Les clips de la semaine #301 – Partie 1

La musique ça s’écoute, mais parfois ça se regarde aussi. Chaque semaine, La Face B vous sélectionne les clips qui ont fait vibrer ses yeux et ses oreilles. Tout de suite, on vous fait découvrir la première partie de notre 301ème sélection des clips de la semaine.

Matmatah – Tombé pour la France

Si vous avez suivi les aventures de Matmatah vous avez bien remarqué que l’art de la reprise passe par la case maîtrise sans méprise. L’année dernière les brestois ont jeté leur dévolu sur Putain Putain du belge Arno, cette année c’est sur un autre monument de la chanson francophone qu’ils ont décidé de se pencher : Tombé pour la France. Déjà sortie en février dernier, elle se voit accompagnée d’un clip.

Petit voyage dans le temps, retour dans les années 1980, un breton – tiens, encore un ! Mais cette fois c’est un rennais d’adoption – nommé Etienne Daho se hisse dans le Top 50 avec ce tube composé par un normand – qui finira lui aussi breton d’adoption – j’ai nommé Arnold Turboust. Et pour parfaire ce voyage dans le temps, le gang brestois nous entraine dans une ambiance de boum avec la boule à facettes de sortie !

Rassurez-vous, le groupe n’a pas pour autant opté pour un virage disco, les guitares rock sont toujours là ! Tout en conservant son efficacité mélodique qui a valu à Tombé pour la France le succès, Matmatah lui rend un hommage dopé à l’énergie rock. Dans la foule ambiante, la bande se fond dans le décor, sans être complètement invisibilisée. Les gars portent des costumes blancs et des lunettes noires, un peu difficile de ne pas les voir ! La foule et l’ambiance festive créent un contraste avec la solitude évoquée dans le morceau.   

Brigitte Calls Me Baby  I Can Take the Sun Out of the Sky

Il aura fallu attendre le single I can take the sun out of the sky pour tenter de comprendre l’engouement actuel autour des américains Brigitte Calls Me Baby repérés en première partie du plus que sulfureux Morrissey qui s’offrait une date au Zénith de Paris l’an passé.

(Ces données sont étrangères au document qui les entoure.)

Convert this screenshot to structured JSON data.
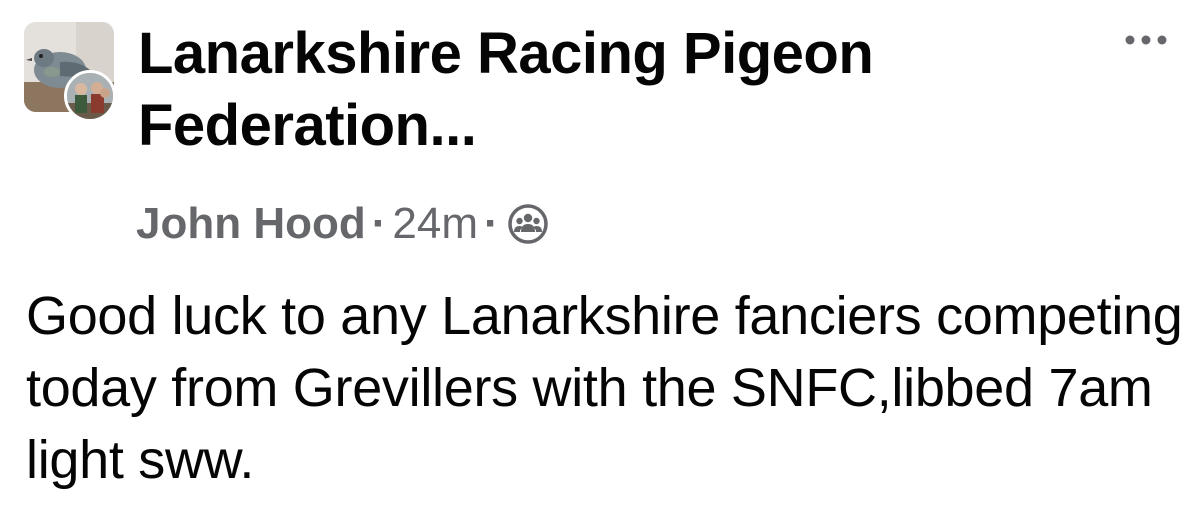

En choisissant de se mettre en scène dans un magazine digne de la gazette des sorciers pour ses images mouvantes, Brigitte Calls Me Baby évolue dans des cadres qu’on imagine figés. Les poses adoptées sont aussi suggérées que celles des shootings publicitaires. Alors que l’imaginaire de la chanson renvoie plus à une passion amoureuse, le magazine vient apporter une autre lecture plus connotée négativement : l’idée de contrôle. Nouvelle strate de lecture qui nous vient à l’esprit : l’objet amoureux comme fantasme pur.

La bande menée par le jeune crooner Wes Leavins signe un morceau pop rock à l’inspiration puisée dans l’esthétique de leurs aînés britanniques mancuniens, très solaire – alors que bon, on ne nous parle pas de décrocher la lune mais bien le soleil ! – dans ses guitares rayonnantes.  

SOEN – Axis

SOEN n’est peut-être pas le nom qui vient en premier quand on parle de la scène rock/metal actuelle, mais le groupe trace sa route depuis plusieurs années avec une identité bien à lui. Avec Axis, ils reviennent avec un titre qui ne fait pas semblant. Une entrée en matière directe, presque frontale, qui annonce tout de suite la couleur.

Le morceau démarre sans prévenir, porté par un riff massif parfaitement verrouillé avec une batterie qui cogne juste. La voix d’Ekelöf vient rapidement calmer le jeu sur un pré-refrain plus aérien, avant que tout ne reparte de plus belle. Le titre joue constamment sur ces contrastes. Le solo de guitare apporte une vraie montée en intensité, avant un final marqué par la double pédale du batteur qui enfonce le clou. Côté paroles, on sent une critique assez frontale des systèmes de pouvoir et des faux-semblants, avec cette idée de ne plus subir, de sortir de l’indifférence et de reprendre sa place.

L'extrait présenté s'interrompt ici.